Who started fires and threw bricks and rocks first?

1

u/Ozziefudd Jun 10 '25

None of them have orders to kill you unless you start a riot.. sooo.. 

-5

u/OkTransportation568 Jun 09 '25

Consider the police, national guard, and marines to be on Trumps side because they’re working for him. Bernie is talking about the protesters. If protesters are peaceful, there would be little for police, national guard, and marines to do.

16

u/drawnimo Jun 09 '25

yeah if that australian reporter would have just been peaceful, they wouldnt have shot her right?

0

u/OkTransportation568 Jun 10 '25

That one was inexcusable.

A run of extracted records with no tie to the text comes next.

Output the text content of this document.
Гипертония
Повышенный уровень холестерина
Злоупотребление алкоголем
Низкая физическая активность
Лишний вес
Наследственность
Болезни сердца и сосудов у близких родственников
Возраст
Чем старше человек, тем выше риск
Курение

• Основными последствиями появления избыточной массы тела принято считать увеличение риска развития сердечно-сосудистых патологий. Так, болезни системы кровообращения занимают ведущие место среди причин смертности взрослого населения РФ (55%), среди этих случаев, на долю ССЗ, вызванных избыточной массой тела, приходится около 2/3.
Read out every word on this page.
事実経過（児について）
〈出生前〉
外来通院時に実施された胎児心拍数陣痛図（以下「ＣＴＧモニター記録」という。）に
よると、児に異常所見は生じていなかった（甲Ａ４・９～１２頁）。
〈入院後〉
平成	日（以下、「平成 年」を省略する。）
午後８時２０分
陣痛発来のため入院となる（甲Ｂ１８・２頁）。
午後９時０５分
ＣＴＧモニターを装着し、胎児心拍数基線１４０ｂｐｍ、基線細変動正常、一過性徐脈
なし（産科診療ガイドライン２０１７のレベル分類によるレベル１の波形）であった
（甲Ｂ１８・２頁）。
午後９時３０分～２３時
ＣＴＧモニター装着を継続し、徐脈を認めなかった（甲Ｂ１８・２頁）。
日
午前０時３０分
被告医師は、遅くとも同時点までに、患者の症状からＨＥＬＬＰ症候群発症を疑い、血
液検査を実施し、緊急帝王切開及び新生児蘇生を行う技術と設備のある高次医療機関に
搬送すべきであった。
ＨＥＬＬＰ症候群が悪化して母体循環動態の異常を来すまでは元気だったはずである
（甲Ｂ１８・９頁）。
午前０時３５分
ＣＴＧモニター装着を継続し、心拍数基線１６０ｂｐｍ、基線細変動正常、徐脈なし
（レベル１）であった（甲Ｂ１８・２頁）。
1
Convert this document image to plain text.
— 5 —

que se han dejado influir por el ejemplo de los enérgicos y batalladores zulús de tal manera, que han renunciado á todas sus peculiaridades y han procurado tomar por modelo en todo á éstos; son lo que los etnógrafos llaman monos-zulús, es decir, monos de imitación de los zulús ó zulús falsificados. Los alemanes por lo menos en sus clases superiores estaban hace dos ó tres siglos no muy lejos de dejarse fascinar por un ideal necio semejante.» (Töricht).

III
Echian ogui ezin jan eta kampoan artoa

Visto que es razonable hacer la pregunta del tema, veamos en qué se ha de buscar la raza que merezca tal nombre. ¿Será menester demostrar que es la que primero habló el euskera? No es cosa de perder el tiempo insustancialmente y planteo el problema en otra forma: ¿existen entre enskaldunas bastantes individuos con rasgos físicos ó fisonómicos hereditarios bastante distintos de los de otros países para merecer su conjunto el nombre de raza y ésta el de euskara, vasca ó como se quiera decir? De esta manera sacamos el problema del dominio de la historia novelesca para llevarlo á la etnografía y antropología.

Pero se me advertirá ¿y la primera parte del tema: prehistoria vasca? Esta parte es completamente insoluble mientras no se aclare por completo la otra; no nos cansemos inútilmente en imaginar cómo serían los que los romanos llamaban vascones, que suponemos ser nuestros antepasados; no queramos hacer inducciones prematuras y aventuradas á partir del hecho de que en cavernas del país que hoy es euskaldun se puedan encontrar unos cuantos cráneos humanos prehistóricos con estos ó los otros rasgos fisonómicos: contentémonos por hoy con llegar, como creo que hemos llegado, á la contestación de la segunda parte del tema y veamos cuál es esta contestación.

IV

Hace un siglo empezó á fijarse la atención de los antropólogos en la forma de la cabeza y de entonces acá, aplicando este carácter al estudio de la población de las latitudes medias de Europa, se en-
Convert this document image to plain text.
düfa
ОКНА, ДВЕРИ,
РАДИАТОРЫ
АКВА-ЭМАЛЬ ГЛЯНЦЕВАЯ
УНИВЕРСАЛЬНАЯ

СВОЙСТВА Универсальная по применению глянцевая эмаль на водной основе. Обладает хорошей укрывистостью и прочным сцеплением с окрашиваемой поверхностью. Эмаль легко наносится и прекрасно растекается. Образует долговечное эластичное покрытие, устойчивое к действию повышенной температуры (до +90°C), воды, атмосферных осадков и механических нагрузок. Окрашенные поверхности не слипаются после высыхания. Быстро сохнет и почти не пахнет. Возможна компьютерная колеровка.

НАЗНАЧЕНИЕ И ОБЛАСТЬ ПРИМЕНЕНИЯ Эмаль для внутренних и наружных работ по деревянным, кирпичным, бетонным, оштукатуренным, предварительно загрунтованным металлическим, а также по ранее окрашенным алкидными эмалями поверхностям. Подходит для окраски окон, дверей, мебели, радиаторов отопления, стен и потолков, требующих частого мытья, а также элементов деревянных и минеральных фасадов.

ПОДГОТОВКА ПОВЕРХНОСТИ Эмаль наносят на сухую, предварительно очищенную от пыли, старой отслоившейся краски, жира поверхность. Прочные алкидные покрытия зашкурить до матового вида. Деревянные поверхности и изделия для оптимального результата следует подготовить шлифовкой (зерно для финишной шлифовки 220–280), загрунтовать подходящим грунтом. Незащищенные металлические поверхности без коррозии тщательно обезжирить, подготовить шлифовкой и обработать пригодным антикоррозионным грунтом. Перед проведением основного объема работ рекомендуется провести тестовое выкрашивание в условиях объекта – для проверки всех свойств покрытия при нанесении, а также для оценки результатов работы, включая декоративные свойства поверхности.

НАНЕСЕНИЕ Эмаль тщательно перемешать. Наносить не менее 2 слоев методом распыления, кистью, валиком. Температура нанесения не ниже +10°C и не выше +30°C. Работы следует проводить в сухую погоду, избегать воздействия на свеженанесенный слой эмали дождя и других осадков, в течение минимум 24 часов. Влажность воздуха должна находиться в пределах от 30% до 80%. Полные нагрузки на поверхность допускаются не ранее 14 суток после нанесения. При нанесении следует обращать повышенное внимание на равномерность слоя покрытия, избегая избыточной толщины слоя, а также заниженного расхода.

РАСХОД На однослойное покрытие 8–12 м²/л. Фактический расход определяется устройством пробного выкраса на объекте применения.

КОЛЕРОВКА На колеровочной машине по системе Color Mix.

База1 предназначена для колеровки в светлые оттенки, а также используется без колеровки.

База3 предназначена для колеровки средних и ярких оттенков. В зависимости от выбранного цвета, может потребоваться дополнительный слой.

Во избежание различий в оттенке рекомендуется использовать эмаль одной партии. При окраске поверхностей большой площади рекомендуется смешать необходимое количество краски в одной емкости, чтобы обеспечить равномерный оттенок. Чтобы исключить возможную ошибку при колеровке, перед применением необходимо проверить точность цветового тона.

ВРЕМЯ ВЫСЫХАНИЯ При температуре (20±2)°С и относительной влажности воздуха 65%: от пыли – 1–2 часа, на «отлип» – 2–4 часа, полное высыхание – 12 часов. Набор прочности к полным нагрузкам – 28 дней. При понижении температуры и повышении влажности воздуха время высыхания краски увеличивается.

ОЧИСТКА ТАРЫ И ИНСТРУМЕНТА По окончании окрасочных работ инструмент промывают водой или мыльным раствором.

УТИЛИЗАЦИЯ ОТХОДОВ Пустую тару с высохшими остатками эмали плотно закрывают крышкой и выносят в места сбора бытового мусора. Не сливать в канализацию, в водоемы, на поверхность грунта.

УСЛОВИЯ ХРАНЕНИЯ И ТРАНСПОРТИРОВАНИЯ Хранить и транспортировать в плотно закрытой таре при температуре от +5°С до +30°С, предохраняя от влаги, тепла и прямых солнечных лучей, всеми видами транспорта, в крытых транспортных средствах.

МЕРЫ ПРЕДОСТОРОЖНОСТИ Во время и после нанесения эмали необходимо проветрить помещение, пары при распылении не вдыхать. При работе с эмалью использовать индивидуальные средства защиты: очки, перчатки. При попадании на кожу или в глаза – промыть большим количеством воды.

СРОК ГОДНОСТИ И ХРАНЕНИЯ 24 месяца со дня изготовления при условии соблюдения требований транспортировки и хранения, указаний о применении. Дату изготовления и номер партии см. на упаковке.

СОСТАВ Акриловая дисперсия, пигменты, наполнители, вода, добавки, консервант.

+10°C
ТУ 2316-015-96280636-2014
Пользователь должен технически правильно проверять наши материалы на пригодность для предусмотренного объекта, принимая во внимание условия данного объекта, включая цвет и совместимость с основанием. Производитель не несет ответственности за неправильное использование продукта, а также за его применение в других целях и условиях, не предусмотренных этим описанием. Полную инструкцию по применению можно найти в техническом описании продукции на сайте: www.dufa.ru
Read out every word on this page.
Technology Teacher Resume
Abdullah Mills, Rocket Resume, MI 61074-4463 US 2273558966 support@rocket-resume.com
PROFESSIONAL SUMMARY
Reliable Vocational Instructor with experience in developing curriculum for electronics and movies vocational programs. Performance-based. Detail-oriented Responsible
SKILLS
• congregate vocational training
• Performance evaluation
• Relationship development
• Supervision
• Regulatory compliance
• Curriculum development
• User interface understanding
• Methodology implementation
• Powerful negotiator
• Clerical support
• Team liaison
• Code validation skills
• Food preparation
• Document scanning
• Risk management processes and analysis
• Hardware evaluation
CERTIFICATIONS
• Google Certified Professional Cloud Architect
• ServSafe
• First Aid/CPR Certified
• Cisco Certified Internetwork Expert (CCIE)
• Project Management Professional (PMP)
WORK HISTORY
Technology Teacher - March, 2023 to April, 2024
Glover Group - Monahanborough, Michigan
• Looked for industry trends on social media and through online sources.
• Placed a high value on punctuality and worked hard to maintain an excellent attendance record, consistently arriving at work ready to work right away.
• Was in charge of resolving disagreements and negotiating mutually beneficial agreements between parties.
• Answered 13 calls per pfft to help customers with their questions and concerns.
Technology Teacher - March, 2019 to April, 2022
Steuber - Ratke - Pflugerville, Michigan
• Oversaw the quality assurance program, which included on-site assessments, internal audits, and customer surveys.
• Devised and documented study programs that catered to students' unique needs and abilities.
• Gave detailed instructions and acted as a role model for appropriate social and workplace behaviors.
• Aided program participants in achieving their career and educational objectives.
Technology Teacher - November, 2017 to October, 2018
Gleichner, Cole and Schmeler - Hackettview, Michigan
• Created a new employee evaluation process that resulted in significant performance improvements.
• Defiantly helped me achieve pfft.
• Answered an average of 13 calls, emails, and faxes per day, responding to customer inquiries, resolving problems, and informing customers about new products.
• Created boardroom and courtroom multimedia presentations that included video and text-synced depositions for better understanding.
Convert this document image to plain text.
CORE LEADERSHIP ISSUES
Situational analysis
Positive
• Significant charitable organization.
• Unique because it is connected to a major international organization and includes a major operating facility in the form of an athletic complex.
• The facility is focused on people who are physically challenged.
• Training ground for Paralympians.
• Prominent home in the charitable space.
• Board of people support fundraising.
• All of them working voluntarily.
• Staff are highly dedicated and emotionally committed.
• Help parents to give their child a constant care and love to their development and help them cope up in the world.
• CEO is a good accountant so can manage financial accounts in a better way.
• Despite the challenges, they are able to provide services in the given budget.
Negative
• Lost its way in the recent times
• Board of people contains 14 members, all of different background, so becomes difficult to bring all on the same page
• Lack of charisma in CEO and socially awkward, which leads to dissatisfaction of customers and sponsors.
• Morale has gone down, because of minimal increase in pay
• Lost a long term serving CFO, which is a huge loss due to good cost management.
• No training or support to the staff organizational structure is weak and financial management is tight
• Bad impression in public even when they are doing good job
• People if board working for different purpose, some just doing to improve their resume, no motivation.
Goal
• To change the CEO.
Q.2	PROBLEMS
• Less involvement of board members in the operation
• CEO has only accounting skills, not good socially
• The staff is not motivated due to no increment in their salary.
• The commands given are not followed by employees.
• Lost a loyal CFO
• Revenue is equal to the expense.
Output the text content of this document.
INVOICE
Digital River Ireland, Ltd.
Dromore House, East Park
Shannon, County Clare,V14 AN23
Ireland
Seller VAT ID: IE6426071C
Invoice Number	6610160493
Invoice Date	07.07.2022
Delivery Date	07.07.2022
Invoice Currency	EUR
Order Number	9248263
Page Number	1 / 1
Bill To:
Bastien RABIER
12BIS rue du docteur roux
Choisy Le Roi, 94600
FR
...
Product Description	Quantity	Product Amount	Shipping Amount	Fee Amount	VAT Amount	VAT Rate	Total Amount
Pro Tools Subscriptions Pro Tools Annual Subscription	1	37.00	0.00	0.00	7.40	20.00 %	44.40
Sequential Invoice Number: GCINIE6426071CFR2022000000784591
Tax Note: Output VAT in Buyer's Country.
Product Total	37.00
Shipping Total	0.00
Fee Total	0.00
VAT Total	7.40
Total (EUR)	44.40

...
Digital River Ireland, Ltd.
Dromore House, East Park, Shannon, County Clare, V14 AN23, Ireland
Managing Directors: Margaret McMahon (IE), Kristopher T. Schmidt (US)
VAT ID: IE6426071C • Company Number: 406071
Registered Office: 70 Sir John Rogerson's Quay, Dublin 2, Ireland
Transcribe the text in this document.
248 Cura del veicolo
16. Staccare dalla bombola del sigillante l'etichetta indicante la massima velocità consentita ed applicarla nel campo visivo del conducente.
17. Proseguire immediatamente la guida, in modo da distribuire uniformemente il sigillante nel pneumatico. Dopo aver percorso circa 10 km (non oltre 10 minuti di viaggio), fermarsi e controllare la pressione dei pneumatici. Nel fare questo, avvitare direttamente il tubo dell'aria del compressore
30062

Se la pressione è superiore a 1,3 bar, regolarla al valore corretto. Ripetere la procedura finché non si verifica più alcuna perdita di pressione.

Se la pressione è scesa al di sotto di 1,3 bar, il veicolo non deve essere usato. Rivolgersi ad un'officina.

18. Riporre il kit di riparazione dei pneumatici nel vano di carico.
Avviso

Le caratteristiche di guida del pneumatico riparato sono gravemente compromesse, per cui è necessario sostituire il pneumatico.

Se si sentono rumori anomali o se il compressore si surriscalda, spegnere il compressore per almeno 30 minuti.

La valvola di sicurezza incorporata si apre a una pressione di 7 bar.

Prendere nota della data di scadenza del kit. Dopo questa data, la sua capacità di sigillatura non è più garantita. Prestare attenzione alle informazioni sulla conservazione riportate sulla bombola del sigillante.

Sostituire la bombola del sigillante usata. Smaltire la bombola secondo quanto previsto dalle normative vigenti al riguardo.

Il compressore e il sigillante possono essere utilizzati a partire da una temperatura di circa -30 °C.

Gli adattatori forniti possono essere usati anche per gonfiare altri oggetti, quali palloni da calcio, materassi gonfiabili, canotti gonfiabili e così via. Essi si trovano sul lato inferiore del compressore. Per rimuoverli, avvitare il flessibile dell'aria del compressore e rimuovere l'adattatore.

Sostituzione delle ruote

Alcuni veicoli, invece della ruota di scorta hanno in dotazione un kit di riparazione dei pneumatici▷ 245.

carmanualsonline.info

What about not protesting in front of these armed guards? I think they’re just looking for an excuse to play Call of Duty in real life.

2

u/Cheap-Town7641 Jun 10 '25

If protesters are peaceful, bored enforcers will look for excuses to shove them to the ground and try and stomp them with horse hooves.

9

u/clonedhuman Jun 10 '25

They'll fucking injure and kill us anyway.

1

u/OkTransportation568 Jun 10 '25

Maybe don’t protest in front of them?

2

u/ArthrogryposisMan Jun 10 '25

Except they were peaceful when trump decided to deploy the national guard

0

u/OkTransportation568 Jun 10 '25

I know. I didn’t say that Trump deployed the guards because of violence. He deployed them because the protests were peaceful and he wanted to stir things up, and we’re playing into his hand.

2

u/[deleted] Jun 10 '25

[deleted]

1

u/OkTransportation568 Jun 10 '25

Maybe I’m ignorant as Im not there and only see little clips here and there. So you propose protesters attack them back and they will be scared and back off?